Fertility treatments increased the risk of hospitalization for stroke after childbirth


The likelihood of hospitalization for nonfatal stroke was increased in the year after birth in women receiving fertility treatment. The risk appeared to be elevated as early as one month after birth and increased over time, especially for hemorrhagic stroke.

Scientists from the Medical School. Robert Wood Johnson assessed the effect of fertility treatment on the likelihood of hospitalization for stroke after childbirth. The study results were published in the journal JAMA Network Open.

The rate of hospitalization for stroke in the year after childbirth was 37 per 100,000 in women who received fertility treatment and 29 per 100,000 in participants who gave birth after spontaneous conception. The risk of hospitalization for stroke was 66% higher among women who received fertility treatment. The likelihood of hospitalization due to hemorrhagic stroke was two times higher, and for ischemic stroke – 55%. The risk was found to be elevated as early as one month after birth and increased over time postpartum, particularly for hemorrhagic stroke.

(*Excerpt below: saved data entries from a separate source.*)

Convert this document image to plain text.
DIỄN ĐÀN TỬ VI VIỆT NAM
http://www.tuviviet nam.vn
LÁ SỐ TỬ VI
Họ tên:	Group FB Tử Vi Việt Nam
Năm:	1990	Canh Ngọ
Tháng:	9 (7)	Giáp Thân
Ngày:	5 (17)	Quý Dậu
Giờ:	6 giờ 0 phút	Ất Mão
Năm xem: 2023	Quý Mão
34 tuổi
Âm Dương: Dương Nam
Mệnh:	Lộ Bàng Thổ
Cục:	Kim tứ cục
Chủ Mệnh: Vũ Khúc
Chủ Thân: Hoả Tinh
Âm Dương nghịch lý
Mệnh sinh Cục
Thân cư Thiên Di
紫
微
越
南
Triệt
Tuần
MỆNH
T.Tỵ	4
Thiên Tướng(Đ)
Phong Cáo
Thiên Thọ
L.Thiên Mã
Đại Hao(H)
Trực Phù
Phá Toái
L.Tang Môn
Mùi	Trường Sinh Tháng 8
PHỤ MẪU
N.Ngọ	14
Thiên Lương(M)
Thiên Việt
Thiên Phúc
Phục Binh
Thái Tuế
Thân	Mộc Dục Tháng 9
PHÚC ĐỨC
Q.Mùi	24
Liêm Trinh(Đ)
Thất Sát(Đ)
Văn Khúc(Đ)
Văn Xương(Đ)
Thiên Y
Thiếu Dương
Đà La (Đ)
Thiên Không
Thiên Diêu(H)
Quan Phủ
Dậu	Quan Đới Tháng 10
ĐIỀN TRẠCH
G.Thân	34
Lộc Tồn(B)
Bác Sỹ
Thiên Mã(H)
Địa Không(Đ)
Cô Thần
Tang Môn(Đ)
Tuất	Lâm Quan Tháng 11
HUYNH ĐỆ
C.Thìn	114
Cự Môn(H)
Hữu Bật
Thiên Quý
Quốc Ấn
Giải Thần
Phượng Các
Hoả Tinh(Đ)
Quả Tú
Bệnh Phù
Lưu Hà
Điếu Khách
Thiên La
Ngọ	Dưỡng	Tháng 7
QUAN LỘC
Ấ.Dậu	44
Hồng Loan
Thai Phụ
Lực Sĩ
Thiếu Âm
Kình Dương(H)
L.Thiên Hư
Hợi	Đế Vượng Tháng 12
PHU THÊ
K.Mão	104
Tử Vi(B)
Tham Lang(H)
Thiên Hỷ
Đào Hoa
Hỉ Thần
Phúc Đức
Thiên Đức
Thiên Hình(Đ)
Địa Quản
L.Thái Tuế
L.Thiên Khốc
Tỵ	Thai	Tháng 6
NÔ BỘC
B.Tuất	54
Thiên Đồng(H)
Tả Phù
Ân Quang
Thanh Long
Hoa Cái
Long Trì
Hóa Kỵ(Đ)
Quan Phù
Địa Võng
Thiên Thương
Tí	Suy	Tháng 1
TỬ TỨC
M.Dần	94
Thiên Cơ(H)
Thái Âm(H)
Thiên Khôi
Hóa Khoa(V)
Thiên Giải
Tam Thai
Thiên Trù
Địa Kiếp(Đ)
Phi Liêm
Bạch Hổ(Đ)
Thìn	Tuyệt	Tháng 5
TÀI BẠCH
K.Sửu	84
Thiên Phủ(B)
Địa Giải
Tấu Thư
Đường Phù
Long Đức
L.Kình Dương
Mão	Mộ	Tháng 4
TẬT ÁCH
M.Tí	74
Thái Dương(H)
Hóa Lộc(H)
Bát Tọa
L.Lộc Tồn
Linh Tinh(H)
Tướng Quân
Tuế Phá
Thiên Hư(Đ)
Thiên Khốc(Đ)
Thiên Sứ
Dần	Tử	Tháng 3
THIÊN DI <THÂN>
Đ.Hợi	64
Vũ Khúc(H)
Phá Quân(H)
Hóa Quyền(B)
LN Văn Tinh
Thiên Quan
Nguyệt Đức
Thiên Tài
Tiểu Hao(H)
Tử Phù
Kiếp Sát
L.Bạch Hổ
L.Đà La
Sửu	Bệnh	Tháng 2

Data from 31 million women aged 15 to 54 who gave birth from 2010 to 2018 were analyzed. 287.8 thousand study participants received infertility treatment. The authors noted that the frequency of infertility treatments increased with women’s age. The incidence of hospitalization for nonfatal stroke in the year after birth was assessed.

The authors believe that women who have received treatment for infertility need long-term follow-up after childbirth to reduce the risk of stroke.